During a seminar or presentation, Mahall would loudly slap his hand on the table every time a student speaking would speak as if the word DATA were a singular noun. It was a highly effective aversion treatment that worked. Datum and data are not the same, as some believe or do not care.

Now only if the Indy and others wrote and edited so consistently. At least I have not read the fictitious SPECIE as the singular of SPECIES lately.

Like, omigod, these data are soooo revealing about the frequency of uptalking among the sloppy speaking youth of Am-MER-ica??

David_Pritchett (anonymous profile)
July 5, 2007 at 12:38 p.m. (Suggest removal)

Mr.
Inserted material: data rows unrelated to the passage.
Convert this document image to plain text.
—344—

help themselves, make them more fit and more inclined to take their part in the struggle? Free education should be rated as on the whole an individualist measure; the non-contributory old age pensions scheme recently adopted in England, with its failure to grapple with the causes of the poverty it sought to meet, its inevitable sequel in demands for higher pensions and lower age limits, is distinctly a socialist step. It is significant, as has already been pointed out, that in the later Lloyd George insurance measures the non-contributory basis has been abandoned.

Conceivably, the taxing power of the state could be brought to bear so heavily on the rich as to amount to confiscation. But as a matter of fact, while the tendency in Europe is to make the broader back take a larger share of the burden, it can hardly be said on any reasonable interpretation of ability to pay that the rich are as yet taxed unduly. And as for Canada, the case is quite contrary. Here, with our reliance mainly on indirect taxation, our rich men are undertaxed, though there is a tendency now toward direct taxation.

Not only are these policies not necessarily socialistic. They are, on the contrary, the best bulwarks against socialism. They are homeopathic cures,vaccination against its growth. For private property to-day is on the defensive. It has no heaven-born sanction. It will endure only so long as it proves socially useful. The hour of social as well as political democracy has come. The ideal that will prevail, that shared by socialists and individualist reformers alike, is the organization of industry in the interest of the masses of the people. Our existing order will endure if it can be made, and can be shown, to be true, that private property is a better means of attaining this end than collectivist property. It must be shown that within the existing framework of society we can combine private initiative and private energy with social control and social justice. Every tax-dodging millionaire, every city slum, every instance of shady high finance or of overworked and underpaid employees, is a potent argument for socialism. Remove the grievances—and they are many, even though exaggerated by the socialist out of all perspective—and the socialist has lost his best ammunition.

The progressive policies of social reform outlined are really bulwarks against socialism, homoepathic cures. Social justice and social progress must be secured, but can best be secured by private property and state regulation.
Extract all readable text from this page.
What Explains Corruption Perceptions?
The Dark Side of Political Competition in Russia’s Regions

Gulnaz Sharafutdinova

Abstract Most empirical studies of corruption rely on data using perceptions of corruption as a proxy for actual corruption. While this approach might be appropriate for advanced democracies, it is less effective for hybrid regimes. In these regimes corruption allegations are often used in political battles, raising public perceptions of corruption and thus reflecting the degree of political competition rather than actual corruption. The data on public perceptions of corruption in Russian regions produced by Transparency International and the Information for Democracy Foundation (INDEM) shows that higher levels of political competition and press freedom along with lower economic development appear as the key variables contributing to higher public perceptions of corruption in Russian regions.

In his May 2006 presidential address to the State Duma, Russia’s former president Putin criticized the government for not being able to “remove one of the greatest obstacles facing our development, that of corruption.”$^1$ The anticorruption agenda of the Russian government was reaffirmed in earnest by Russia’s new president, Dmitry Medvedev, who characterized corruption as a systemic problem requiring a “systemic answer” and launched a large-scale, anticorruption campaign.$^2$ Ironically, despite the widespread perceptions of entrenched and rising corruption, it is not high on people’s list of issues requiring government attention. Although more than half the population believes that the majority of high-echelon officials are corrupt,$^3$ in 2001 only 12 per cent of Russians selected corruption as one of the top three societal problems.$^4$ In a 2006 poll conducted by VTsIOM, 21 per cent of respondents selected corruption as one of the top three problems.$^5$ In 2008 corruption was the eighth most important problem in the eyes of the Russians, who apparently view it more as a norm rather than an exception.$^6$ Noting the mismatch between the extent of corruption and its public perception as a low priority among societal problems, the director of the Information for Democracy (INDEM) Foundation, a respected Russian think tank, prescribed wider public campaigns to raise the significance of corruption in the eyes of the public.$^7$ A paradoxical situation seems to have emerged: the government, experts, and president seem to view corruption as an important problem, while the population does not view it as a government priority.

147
Pritchett:

In many contexts and regardless of Latin roots, data is acceptable as a singular. The word has taken the meaning of "information" in the abstract sense. As in "Much data exists on subject X." It's not always quantifiable in the sense of one datum, two data. Most dictionaries report this now. Of course, maybe those sloppy-speaking youngsters have access to newer dictionaries than the eloquent people of your generation do.

Since you're picking on youngsters — and The Independent, for that matter — I'll point out that "specie," according to Webster, is "nonstandard," but certainly not "fictitious." And even a News-Press editor could clean up the redundancy in "It was a highly effective aversion treatment that worked."

And to Starshine: Great column. You really need to dig up some photos of yourself in your Valley Girl stage.

tessathomas (anonymous profile)
July 5, 2007 at 1:43 p.m. (Suggest removal)

Just because a word is contually misused and incorrectly stated does not make it correct after the fact as "taken the meaning". Why be technically and scientifically ignorant or apathetic??

One datum, two data. Many data are. These data indicate.
And always, one or more species. SPECIE is an old Spanish coin, and that is an effective treatment that worked as well in addition.

That always is the cor-REC-ct waaay??

FirstDistrictStreetfighter (anonymous profile)
July 5, 2007 at 6:24 p.m. (Suggest removal)

Data is, of course, a character on Star Trek played by Brent Spiner. Data are what empiricists gather to buttress their arguments.

pardallchewinggumspot (anonymous profile)
July 6, 2007 at 10:46 a.m. (Suggest removal)

Australia is mentioned in the column, as being new to the "uptalk", but I've known some Australians, and New Zealanders too, for years, and they've always sounded like everything they said was a question.

As for "data", if you consider it to be a collection of data, then I don't see why it couldn't be used with singular verbs. Besides, at what level does one break down the data into datum? If a database is made of tables, and the tables include records, which have fields, then you could say whatever is inside is a datum--even though any field could also hold multiple pieces of data!? For example, if you have an "address" field, should "216 State Street" be one datum, or three (#, street name, street type)? Furthermore, should each letter be considered separate "datums"? If you stipulate that the datum must have cohesive meaning ("216" is a number, but the individual numerals would not be correct for the given address), then the issue is reversed--where do you stop combining?

A better thought, if showing a chart, then "data" would be synonomous, and the singular verb conjugation would still be used. So, "this data shows" would be the same as "this graph shows", etcetera.